“Ninguna ciudad me dio tanto cariño como Nápoles”. Las felices palabras que pronunció Diego Maradona el pasado miércoles 5 de julio cuando el alcalde Luigi De Magistris lo distinguió frente a una multitud como “ciudadano ilustre” de Nápoles, no pudieron ser más precisas ni más perfectas.
Los napolitanos no lo quieren a Diego. Lo glorifican. En ese altar donde es venerado hasta por los que nunca lo vieron jugar pero que conocen su testimonio y su impresionante obra futbolística que se evoca con un sentimiento de gratitud expresado por todas las generaciones, su figura adquiere la dimensión de un hombre mágico.
Pero la suya es una magia que siempre se renueva y se reconstituye en un tejido emotivo imparable. No importa que haya partido en abril de 1991 perseguido por un dóping. No importa que no se despidió formalmente de la gente. No importan los detalles, los relieves, las sanciones, los grandes tumultos, las postales de la plenitud y la decadencia y los circos más grandes o más pequeños que supieron instalarse alrededor de Diego durante todos los años que acompañaron su protagonismo sin equivalencias.
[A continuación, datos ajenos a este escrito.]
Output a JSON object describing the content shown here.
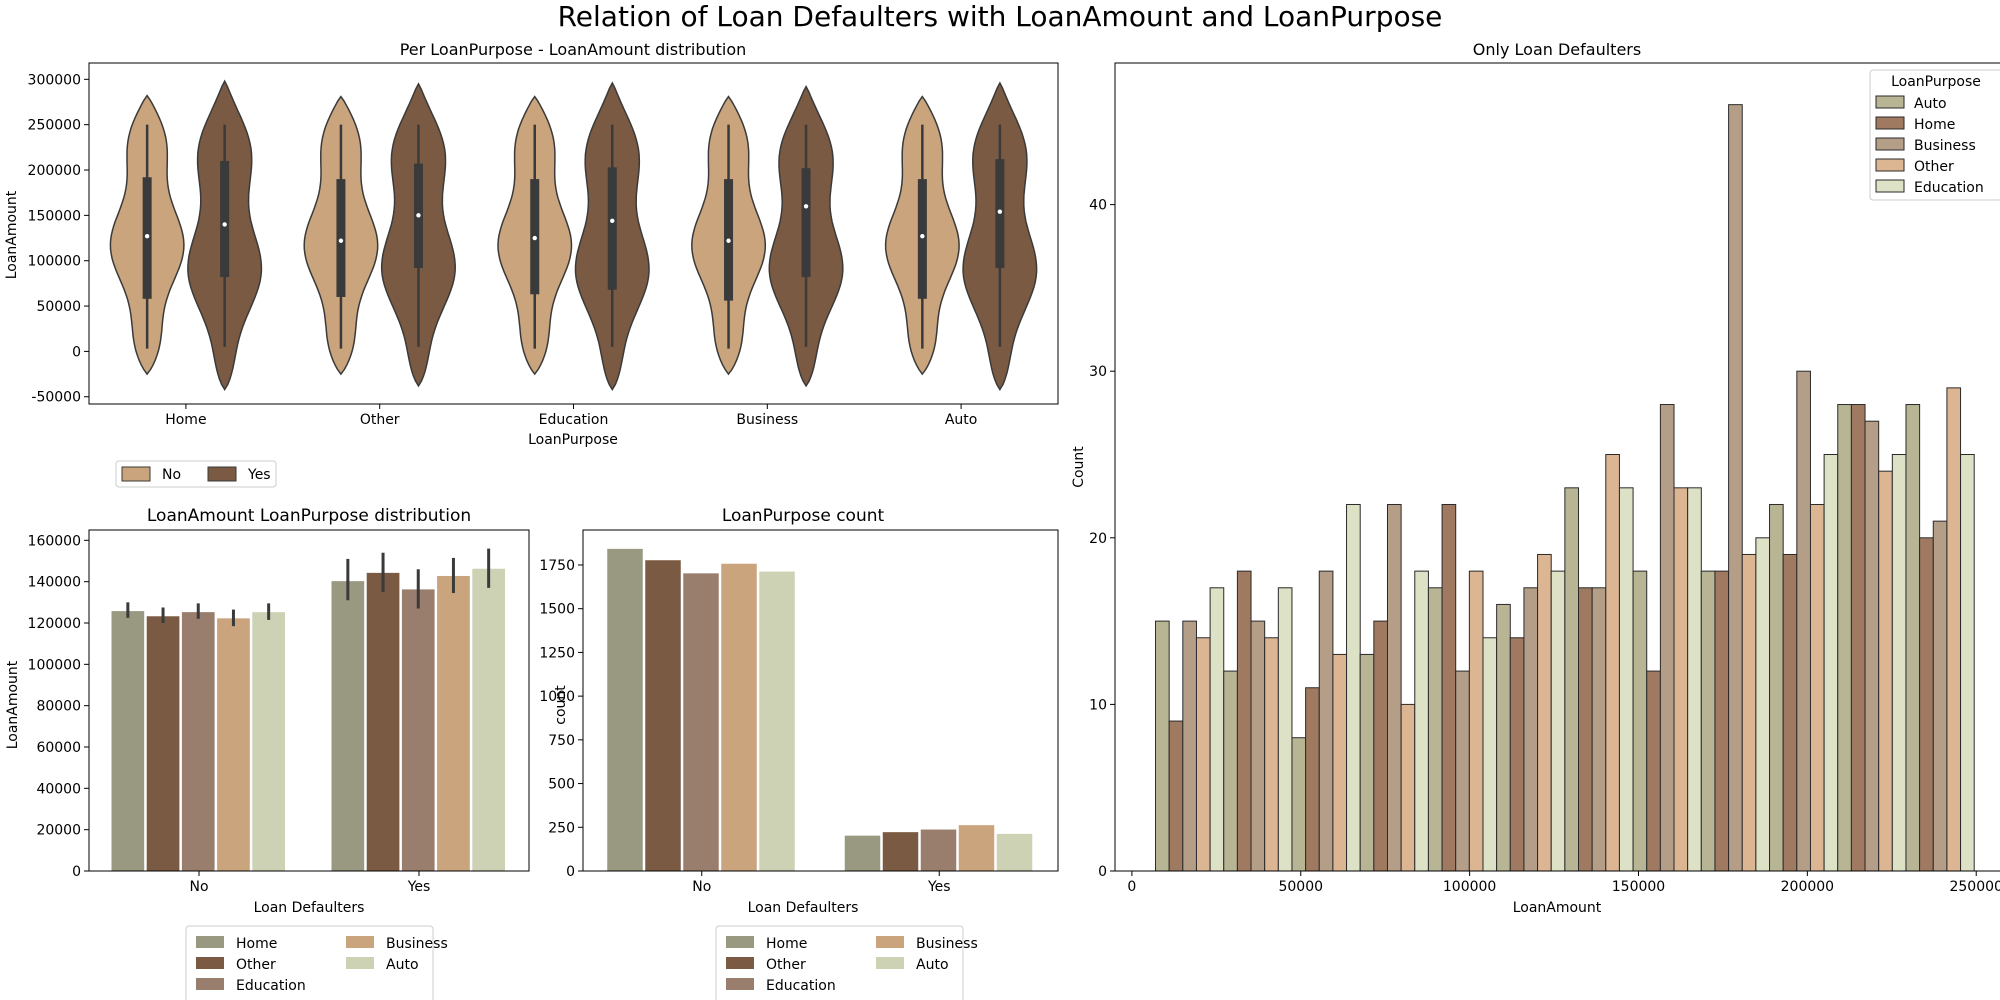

Cada uno tiene un flash directo o indirecto con Maradona en Nápoles. El nuestro (que por supuesto no es lo más importante, sino lo que siguió generando e irradiando Diego) se remonta a febrero de 1999. Por aquellos días de invierno europeo, enviado por la revista El Gráfico para hacer entrevistas a distintos jugadores de la Selección que actuaban en Italia, pasamos por Nápoles junto con el fotógrafo Diego Díaz.
En una tarde que dejaba ver una incipiente niebla y bajo unas nubes que anunciaban la posibilidad de una lluvia que no se desató, estábamos viendo a la distancia la imponencia del estadio San Paolo, donde Maradona construyó su legado invencible. Allí, se nos cruzó un pibe de la calle que no superaba los diez años. Lo saludamos, cambiamos alguna que otra frase de ocasión y por curiosidad le preguntamos con la mayor simpleza por el amor que seguía despertando el super crack de Villa Fiorito.
El pibe, que considerando su edad aproximada nunca había visto jugar a Diego salvo por las repeticiones de la televisión, sacó de inmediato de un bolsillo interno de una campera raída que vestía, un viejo portadocumentos. Dentro de él, guardaba una especie de estampita con la cara juvenil de Maradona. Nos mostró esa estampita como una respuesta conmovedora. Y sin decir nada, lloró brevemente sin querer llorar.
El San Paolo detrás envuelto por los fantasmas de la neblina y la imagen del pibe atrapando una lágrima en una tarde sin urgencias, siempre me pareció la síntesis de una extraordinaria película del neorrealismo italiano, capaz de capturar algo mucho más sensible que la descripción de la propia aldea para pintar la aldea universal. Ese flash encarnó quizás la simbiosis de la gente común y Diego. Ese eslabón único e imposible de reproducir que une lo que solo el encantamiento simultaneo puede unir.
Decir a esta altura que Maradona nunca se terminó yendo de Nápoles suena cursi. Y lo es. Pero la cursilería no necesariamente está disociada de la verdad. A veces cabalga sobre ella. Continuó viviendo Diego en Nápoles aunque estuviera emprendiendo aventuras de todo tipo en otros destinos. Viviendo en cada uno de los napolitanos más viejos o más jóvenes. Viviendo en tiempo pasado y en tiempo presente. Viviendo en los arrabales más pintorescos o más fuleros y pesados de la ciudad. En las afueras del San Paolo y en su césped memorioso. En los lugares que frecuentó y en los lugares donde nunca estuvo.
Esa es la magia de la que ni Diego es responsable directo. Es parte de ella pero no su actor principal. Porque es la magia que atesora cada uno. La propia. La que se entrega como la entregó aquel pibe hace ya 18 años, pero a la vez es intransferible. Porque la emoción y la sensibilidad son siempre intransferibles, aunque a veces creemos interpretarla. Y no lo logramos.
El pasado miércoles 5 de julio, Diego regresó a Nápoles y como alguna vez anticipó Evita, fue millones. Diego volvió ahí y fue millones. Que lo distinguieran ante una multitud como “ciudadano ilustre” fue una hermosa anécdota. Ya lo era. No en los libros eternos de la ciudad. Sí en los corazones y en el alma de todos los napolitanos.